El resto de emparejamientos, que se disputarán a partido único entre el 13 y el 15 de enero, enfrentarán al Burgos CF con el Valencia CF, al Real Betis con el Elche CF, a la Real Sociedad con Osasuna y al Deportivo Alavés con el Rayo Vallecano. Todos ellos, duelos entre equipos de Primera División donde el factor local podría ser decisivo.

Un sorteo con reglas y simbolismo

El acto, presentado por Dani Gordo, estuvo marcado por las normas preestablecidas: los cuatro primeros clasificados de la Supercopa ya sabían que su rival sería de Segunda División, mientras que el FC Barcelona, como cuarto equipo de élite, se emparejaría con otro de Primera. Las manos inocentes —Alfredo Santaelena, Claudio Arzeno y Juan Sabas— fueron las encargadas de extraer las bolas, añadiendo un toque de tradición y emotividad al proceso.

Lo que esto revela es una Copa del Rey que, más allá de los nombres, premia la igualdad de oportunidades. Los equipos de Segunda, como el Racing de Santander o el Deportivo de La Coruña, no solo llegan con el sueño de la hazaña, sino con el peso de su historia. El Racing, líder de la categoría de plata, ya demostró su potencial al eliminar al Villarreal en dieciseisavos, mientras que el Deportivo, doble campeón de la Copa, busca resucitar su legado en Primera.

Los cruces con más morbo

El FC Barcelona y el Atlético de Madrid se llevaron los rivales más temidos de Segunda. Los rojiblancos se enfrentarán al Deportivo, un equipo que conoce el sabor de la gloria copera y que aspira a volver a la élite. Por su parte, los de Hansi Flick tendrán que medirse al Racing de Santander, un histórico que ya les infligió una derrota contundente (4-0) en el pasado, como recordó Claudio Arzeno durante el sorteo. El Real Madrid, por su parte, visitará al Albacete, que accedió a esta fase tras superar al Celta de Vigo.

Desde una perspectiva analítica, estos emparejamientos no son casuales: reflejan el equilibrio entre el favoritismo de los grandes y la ambición de los que luchan por ascender. La pregunta clave ahora es si los equipos de Segunda podrán repetir hazañas como las del Racing en su día o si los gigantes impondrán su jerarquía.
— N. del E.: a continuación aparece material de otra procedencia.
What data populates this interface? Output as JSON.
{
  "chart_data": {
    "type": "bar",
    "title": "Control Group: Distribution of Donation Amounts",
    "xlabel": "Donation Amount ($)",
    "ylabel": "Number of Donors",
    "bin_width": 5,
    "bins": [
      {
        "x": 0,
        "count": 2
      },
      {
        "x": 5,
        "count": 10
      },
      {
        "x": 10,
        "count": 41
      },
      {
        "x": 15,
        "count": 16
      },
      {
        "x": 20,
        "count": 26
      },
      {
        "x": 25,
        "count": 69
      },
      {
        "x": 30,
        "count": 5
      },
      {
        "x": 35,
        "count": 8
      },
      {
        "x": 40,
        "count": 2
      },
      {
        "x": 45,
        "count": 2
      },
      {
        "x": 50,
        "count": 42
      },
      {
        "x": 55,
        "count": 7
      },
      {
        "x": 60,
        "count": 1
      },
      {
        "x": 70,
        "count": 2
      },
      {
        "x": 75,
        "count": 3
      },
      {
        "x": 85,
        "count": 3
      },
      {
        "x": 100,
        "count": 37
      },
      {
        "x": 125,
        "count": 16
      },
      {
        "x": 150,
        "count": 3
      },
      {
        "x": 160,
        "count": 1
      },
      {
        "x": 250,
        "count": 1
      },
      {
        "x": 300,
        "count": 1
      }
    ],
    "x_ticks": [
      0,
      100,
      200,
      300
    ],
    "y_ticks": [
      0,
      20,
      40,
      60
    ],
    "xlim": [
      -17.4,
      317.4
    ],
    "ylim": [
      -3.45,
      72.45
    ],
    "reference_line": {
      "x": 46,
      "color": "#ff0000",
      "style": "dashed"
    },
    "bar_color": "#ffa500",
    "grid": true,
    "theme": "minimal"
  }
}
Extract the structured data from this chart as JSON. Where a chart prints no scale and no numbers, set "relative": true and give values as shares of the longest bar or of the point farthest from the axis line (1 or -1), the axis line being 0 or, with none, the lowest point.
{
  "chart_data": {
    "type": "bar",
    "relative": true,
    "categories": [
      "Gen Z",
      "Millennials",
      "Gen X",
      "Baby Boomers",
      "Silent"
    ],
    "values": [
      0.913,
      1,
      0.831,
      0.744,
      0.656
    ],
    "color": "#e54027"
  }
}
¿Estamos ante el nacimiento de una nueva sorpresa histórica o ante la confirmación de que, en la Copa, los grandes siempre encuentran el camino?

El peso de la historia en el factor sorpresa

Más allá del sorteo, lo que emerge es el choque entre dos realidades: la jerarquía de los gigantes y el simbolismo de los históricos de Segunda. Estos cruces no son solo partidos, sino narrativas que confrontan el presente con el pasado.

Desde una perspectiva analítica, el Racing de Santander y el Deportivo de La Coruña no llegan como simples rivales, sino como equipos con un legado que trasciende su categoría actual. El primero, líder de Segunda, ya demostró su capacidad para desestabilizar a un equipo de Primera (Villarreal), mientras que el segundo arrastra el recuerdo de su doble corona copera. Lo que esto revela es que, en la Copa, la historia no es un adorno: es un arma.

El Albacete, por su parte, accedió a octavos tras eliminar al Celta, un logro que refuerza la idea de que el factor sorpresa no es aleatorio, sino el resultado de una dinámica donde la motivación y el contexto pesan tanto como el talento. La pregunta clave ahora es si estos equipos podrán convertir su momento de forma en un hito histórico o si, por el contrario, la presión de la ocasión actuará como un freno.

La paradoja de la Copa

¿Puede la ilusión de los de Segunda superar la máquina de los grandes, o acaso el verdadero encanto de la competición reside en que, incluso en la derrota, estos equipos dejan una huella imborrable? La respuesta definirá el alma de esta edición.